52Importa também destacar uma tendência cada vez mais abrangente de realização de pesquisas – integral ou parcialmente – com recursos digitais: entrevistas pelo WhatsApp ou videochamadas, formulários online, pesquisas de dados e referências bibliográficas e, até mesmo, o auxílio de inteligência artificial. Se a pandemia inicialmente tornou essas possibilidades uma contingência, agora, no mundo pós-pandêmico, recorrer aos recursos digitais para realizar etapas da pesquisa se tornou também uma forma de contornar a falta de financiamentos, cronogramas apertados e a combinação de inúmeras atividades que compõem a vida acadêmica (docência, gestão, produção científica, etc.), bem como a natureza desterritorializada de muitas equipes e redes de pesquisa, compostas por pesquisadores situados em diferentes partes do globo. Em resumo, se por um lado as tecnologias digitais passaram a constituir objetos e campos de estudo anteriormente considerados como exclusivamente presenciais, por outro lado essas mesmas tecnologias revelam aspectos das dinâmicas acadêmicas atuais que implicam, também, a precarização do trabalho, a sobrecarga de responsabilidades e, de um modo geral, a aceleração da vida.

53É nesse contexto que as políticas etnográficas ganham relevância como um programa de pesquisa para a antropologia, especialmente no que se refere às tecnologias, hibridismos, coletivos e múltiplos agenciamentos envolvendo humanos e não humanos. A pesquisa adquire um sentido particular, com uma ênfase na perspectiva sociotécnica. Mariza Peirano (2014), ao declarar que “etnografia não é método”, auxilia a compreensão e a defesa das políticas etnográficas no âmbito digital, delineada quase como um manifesto nesse texto.

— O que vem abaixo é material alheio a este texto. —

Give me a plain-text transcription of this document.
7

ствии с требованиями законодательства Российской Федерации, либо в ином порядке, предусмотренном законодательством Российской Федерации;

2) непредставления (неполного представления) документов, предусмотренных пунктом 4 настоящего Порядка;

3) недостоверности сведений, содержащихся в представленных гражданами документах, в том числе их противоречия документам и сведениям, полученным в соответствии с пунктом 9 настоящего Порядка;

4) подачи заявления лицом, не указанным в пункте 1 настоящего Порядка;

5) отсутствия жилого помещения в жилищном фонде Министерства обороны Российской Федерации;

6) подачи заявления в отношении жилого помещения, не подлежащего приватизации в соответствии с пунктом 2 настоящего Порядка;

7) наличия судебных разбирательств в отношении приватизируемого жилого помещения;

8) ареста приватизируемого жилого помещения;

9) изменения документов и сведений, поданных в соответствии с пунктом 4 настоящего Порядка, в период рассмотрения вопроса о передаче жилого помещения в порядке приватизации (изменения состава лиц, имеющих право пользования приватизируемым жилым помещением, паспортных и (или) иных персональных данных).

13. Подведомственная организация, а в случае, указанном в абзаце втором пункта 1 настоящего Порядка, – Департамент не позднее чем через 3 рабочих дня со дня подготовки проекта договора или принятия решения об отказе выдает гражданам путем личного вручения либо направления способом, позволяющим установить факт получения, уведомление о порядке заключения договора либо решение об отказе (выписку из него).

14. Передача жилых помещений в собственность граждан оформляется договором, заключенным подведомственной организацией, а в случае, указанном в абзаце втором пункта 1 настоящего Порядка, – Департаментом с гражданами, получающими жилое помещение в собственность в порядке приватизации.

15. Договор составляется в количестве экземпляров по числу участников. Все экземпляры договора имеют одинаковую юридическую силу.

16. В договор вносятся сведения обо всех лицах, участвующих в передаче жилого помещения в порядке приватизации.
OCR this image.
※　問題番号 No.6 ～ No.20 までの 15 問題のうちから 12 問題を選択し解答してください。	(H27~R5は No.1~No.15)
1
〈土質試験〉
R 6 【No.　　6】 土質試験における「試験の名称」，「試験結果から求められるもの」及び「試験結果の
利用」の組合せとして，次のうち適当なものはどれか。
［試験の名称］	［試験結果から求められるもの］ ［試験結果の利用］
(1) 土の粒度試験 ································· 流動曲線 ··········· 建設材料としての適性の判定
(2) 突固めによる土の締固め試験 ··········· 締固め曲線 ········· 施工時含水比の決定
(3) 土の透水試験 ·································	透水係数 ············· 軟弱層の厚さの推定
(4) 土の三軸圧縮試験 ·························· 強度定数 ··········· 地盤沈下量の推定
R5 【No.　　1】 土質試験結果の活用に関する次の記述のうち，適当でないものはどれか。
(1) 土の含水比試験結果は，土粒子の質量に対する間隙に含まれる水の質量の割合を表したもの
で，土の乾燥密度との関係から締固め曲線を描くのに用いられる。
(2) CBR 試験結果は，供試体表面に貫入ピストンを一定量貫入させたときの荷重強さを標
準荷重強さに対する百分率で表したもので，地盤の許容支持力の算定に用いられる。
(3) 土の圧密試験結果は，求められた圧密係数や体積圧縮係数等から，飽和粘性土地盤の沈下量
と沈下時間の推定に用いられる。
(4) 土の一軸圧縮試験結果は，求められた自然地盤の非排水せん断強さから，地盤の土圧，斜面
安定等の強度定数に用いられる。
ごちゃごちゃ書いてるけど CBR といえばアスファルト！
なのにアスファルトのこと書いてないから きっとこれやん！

Ela ressalta uma ideia já presente desde Malinowski, mas que ganha destaque atualmente: a importância de se permitir ser surpreendido(a) por eventos vividos para então poder examiná-los. Isso significa que antropólogos e antropólogas são agentes ativos nas suas etnografias, não apenas como investigadores, mas também como nativos-etnógrafos (Peirano, 2014, p. 379). Nessa ótica, a prática etnográfica rejeita abordagens preconcebidas e exige um aprimoramento teórico contínuo em face de dados novos e experiências de campo inovadoras, o que Peirano (2014) caracteriza como “bricolagem intelectual”. Assim, a pesquisa de campo e a produção teórica são compreendidas como partes de um mesmo processo, marcado por reinvenções constantes. Peirano (2014, p. 381) sublinha que “métodos (etnográficos) podem e sempre serão renovados, mas sua natureza, originada de quem ou do que se deseja examinar, é ancestral. Somos todos inventores e inovadores”.

54No amplo e multidisciplinar campo dos estudos da cibercultura, como já destacado anteriormente, rejeita-se as noções de “netnografia” ou de “etnografia virtual” que muitas vezes reduzem, instrumentalmente, a etnografia a um mero método. Isso se dá pela compreensão de que as etnografias são, fundamentalmente, formulações teórico-metodológicas que permitem revisões críticas dos fundamentos da antropologia. Ao direcionar as etnografias do digital para as políticas etnográficas e para uma agenda de pesquisa sociotécnica, consolida-se um empreendimento histórico que reafirma o lugar da antropologia nesse campo de estudos, contudo sem reduzi-lo a elas. Afinal, como bem afirmaram Segata e Segata (2024), “etnografia não é mineração de dados”.

55Este ensaio representa um esforço adicional para refletir sobre as escolhas etnográficas que fundamentam os métodos de condução de etnografias na pesquisa de campo e na escrita. Isso inclui a importância de “inventar” uma linguagem sociotécnica. Uma mudança fundamental é deixar de ver a rede apenas como metáfora ou estratégia metodológica, para incorporá-la no discurso analítico, permitindo que ela ocupe um lugar narrativo na etnografia de uma realidade ou fenômeno empírico. Esse é um dos desafios enfrentados. Abordar a rede como estratégia narrativa para ilustrar os efeitos produzidos a partir de composições que emergem no decorrer da ação, sem predefinir fronteiras ou entidades fixas, tem se mostrado um caminho promissor para uma abordagem sociotécnica. Conforme Marilyn Strathern (2014) articulou, a rede oferece uma vantagem analítica significativa: o entrelaçamento das interpretações que conectam “numa cadeia contínua” as representações, políticas e descobertas científicas. Para a autora, a rede pode ser vista como um “híbrido socialmente expandido”, uma metáfora adequada para descrever como entidades díspares se conectam, sem a pressuposição de hierarquias e níveis.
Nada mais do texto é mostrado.